The perfect kitchen computer?

One of the first things I thought of when I saw the iPad was "Kitchen Computer." When I heard about the Android tablets, I knew I had to get one, and the kitchen would be the first application for it.
Why? Well, it's pretty simple. When I'm at home, especially weekends, I spend quite a bit of time in the kitchen doing various things. Polishing the stainless steel, cooking stuff, making beer, drinking coffee, what ever. While I'm doing that I like to have a computer near by. I use my laptop as a cook book, mainly using Evernote, when I'm not looking at recipes I'm watching video or listening to music, occasionally chatting online, researching something or another, or just browsing the web over coffee. Why it really took me this long to put the Cr-48 through the kitchen paces, I don't know, but it did. This last weekend I made just about full use of my kitchen needs, and for the most part, I was very impressed. My setup was simple. A cheap pair of PC speakers, and the Cr-48.
Of course, looking up recipes is easy. That hasn't changed from my regular laptop. I open Evernote, and do a little searching. I'm covered. I want some music, open up Audiogalaxy, and I'm good to go.
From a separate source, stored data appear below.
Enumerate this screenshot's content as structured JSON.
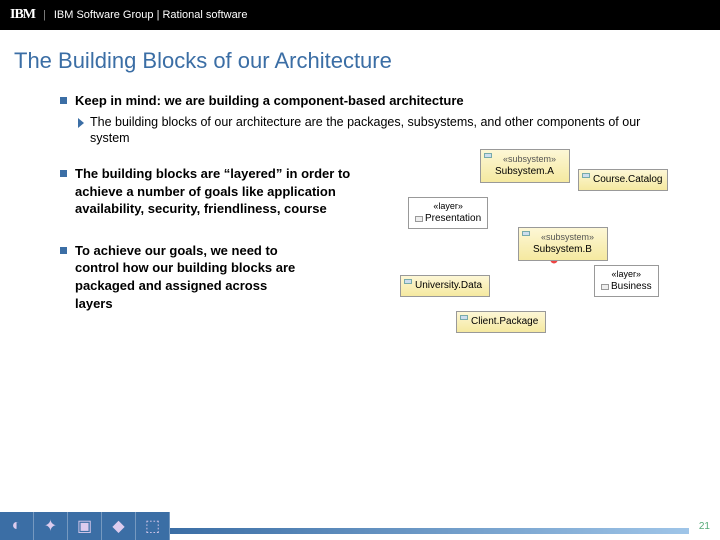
{
  "header": {
    "brand": "IBM",
    "group": "IBM Software Group | Rational software"
  },
  "title": "The Building Blocks of our Architecture",
  "bullets": {
    "b1": "Keep in mind: we are building a component-based architecture",
    "b1a": "The building blocks of our architecture are the packages, subsystems, and other components of our system",
    "b2": "The building blocks are “layered” in order to achieve a number of goals like application availability, security, friendliness, course",
    "b3": "To achieve our goals, we need to control how our building blocks are packaged and assigned across layers"
  },
  "dia": {
    "stSub": "«subsystem»",
    "stLay": "«layer»",
    "subA": "Subsystem.A",
    "subB": "Subsystem.B",
    "cat": "Course.Catalog",
    "pres": "Presentation",
    "biz": "Business",
    "uni": "University.Data",
    "cli": "Client.Package",
    "q": "?"
  },
  "page": "21"
}
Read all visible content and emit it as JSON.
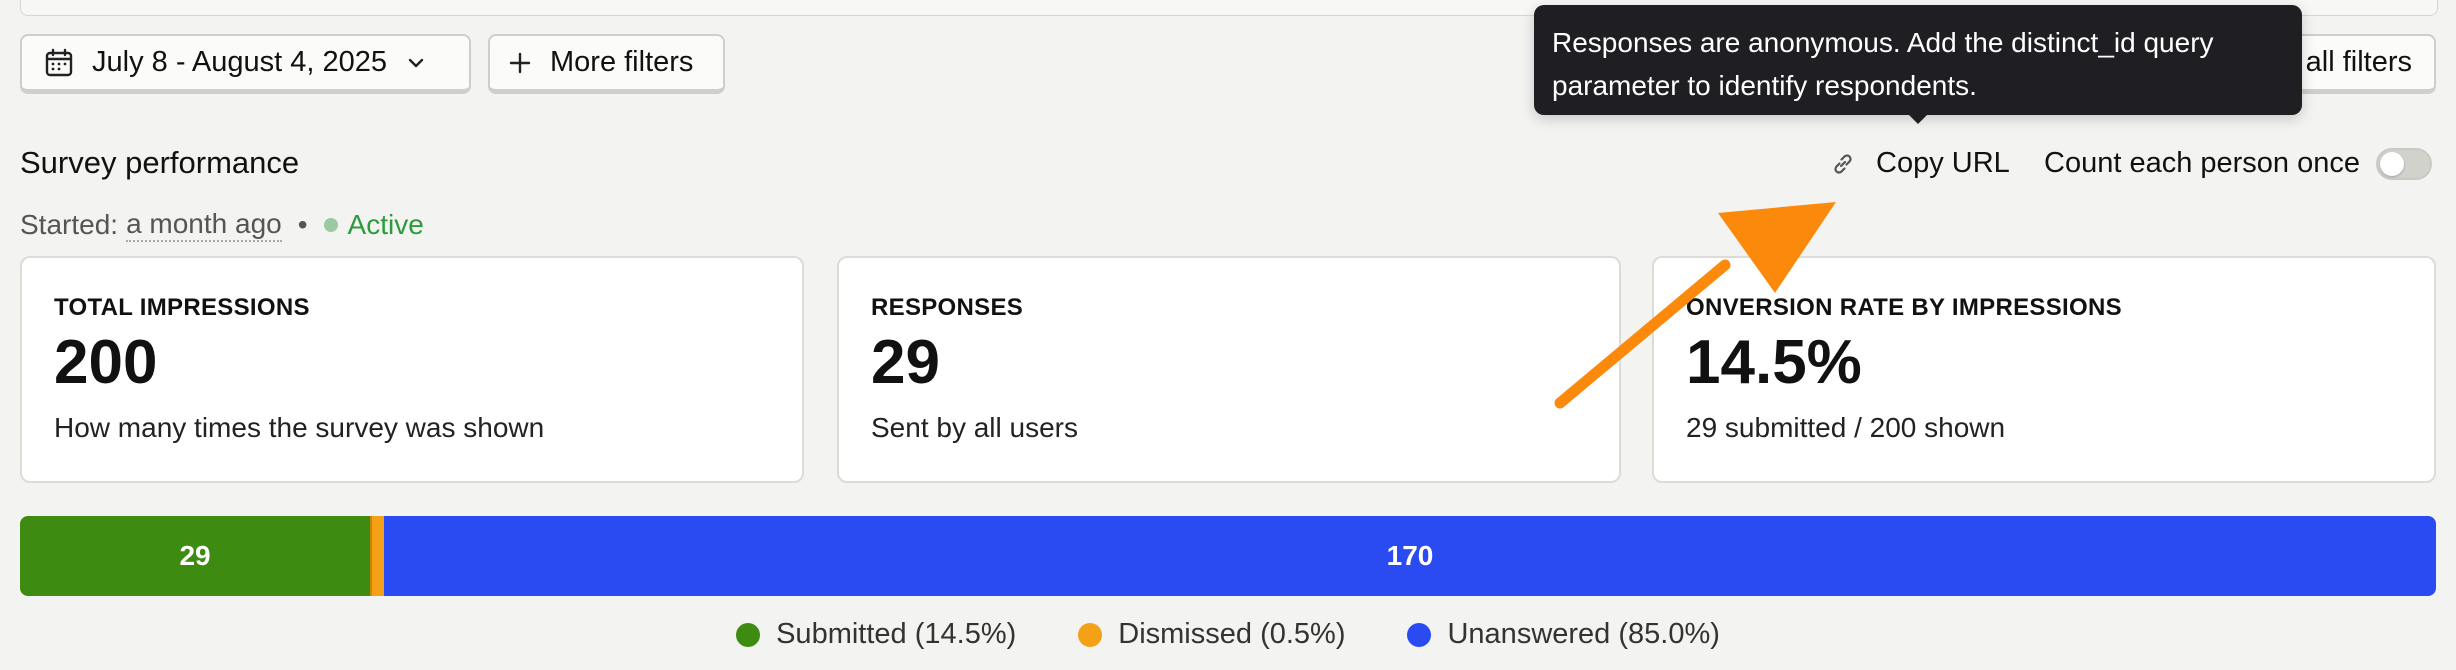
{
  "filters": {
    "date_range": "July 8 - August 4, 2025",
    "more_filters": "More filters",
    "all_filters_partial": "all filters"
  },
  "icons": {
    "calendar": "calendar-icon",
    "chevron": "chevron-down-icon",
    "plus": "plus-icon",
    "link": "link-icon"
  },
  "tooltip": {
    "text": "Responses are anonymous. Add the distinct_id query parameter to identify respondents."
  },
  "header": {
    "title": "Survey performance",
    "copy_url": "Copy URL",
    "count_once": "Count each person once",
    "count_once_enabled": false
  },
  "status": {
    "started_label": "Started:",
    "started_when": "a month ago",
    "separator": "•",
    "state": "Active",
    "color": "#2e9a3e",
    "dot_color": "#2e9a3e"
  },
  "cards": [
    {
      "label": "TOTAL IMPRESSIONS",
      "value": "200",
      "description": "How many times the survey was shown"
    },
    {
      "label": "RESPONSES",
      "value": "29",
      "description": "Sent by all users"
    },
    {
      "label": "ONVERSION RATE BY IMPRESSIONS",
      "value": "14.5%",
      "description": "29 submitted / 200 shown"
    }
  ],
  "breakdown": {
    "segments": [
      {
        "name": "Submitted",
        "count": 29,
        "percent": 14.5,
        "label": "29",
        "color": "#3d8b10"
      },
      {
        "name": "Dismissed",
        "count": 1,
        "percent": 0.5,
        "label": "",
        "color": "#f4a118"
      },
      {
        "name": "Unanswered",
        "count": 170,
        "percent": 85.0,
        "label": "170",
        "color": "#2b4bf2"
      }
    ],
    "legend": [
      {
        "label": "Submitted (14.5%)",
        "color": "#3d8b10"
      },
      {
        "label": "Dismissed (0.5%)",
        "color": "#f4a118"
      },
      {
        "label": "Unanswered (85.0%)",
        "color": "#2b4bf2"
      }
    ]
  },
  "colors": {
    "annotation_arrow": "#fb8a0c"
  }
}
In the past, video hasn't been great, but I tried something a little different this time around...Now stay with me, this is relevant...I've recently gotten a Logitech Revue and in conjunction with that, I've learned that TVersity is an extremely cool application. Back to my Cr-48, I decided to load the TVersity flash library on my Cr-48, and to my surprise, I got much better streaming than I do with Hulu. Pop my browser in to full screen mode, and I've got a small, lightweight TV in my kitchen serving up my own movies and tv shows. The only issue I had was when the video froze up while the audio kept going, and I was unable to get out of the full screen browser mode until I actually shut down my computer. Sounds pretty bad, but I attribute this to someone trying to start a Facebook chat session with me on another tab. I can't prove it, but that's when it happened, and I could not reproduce the issue. My kitchen experience could potentially be enhanced by a touch screen, but until I have one to compare against, the Cr-48 performs extremely well.

Tuesday, February 22, 2011

What's up with that shift lock key???

During the day I live the life of a mild mannered programmer. Most of my work is c#, a little bit is java on an evil, mobile, non-tree-born-food-item platform that I shall not name just now, and currently all my work is in Windows. I can't use this cr-48 as much as I'd like, but I use it almost exclusively (aside from pumping video to my TV) when at home.
What was that ramble about? Well, I use shift lock quite a bit. Google, for what I have determined must be a joke...and really, a pretty funny one at that, has decided to place their search key in the exact location that the rest of the world expects the shift lock key. Once in a while I like to yell on twitter or facebook, or I'm actually doing something productive that requires all caps, and I just start typing. I'm on my cr-48, and I hit the shift lock, and my cr-48 spazzes out and opens a new tab. I say, "woah, what the hell was that?" I close the tab, go back to typing, hit the shift lock, and my cr-48 spazzes out, etc. I usually do this maybe 3 to 5 times before I look at the keyboard and remember which computer I'm on. Why I can't remember this, I don't know, but to remove the shift key and replace it with something that opens new tabs has got to be a joke.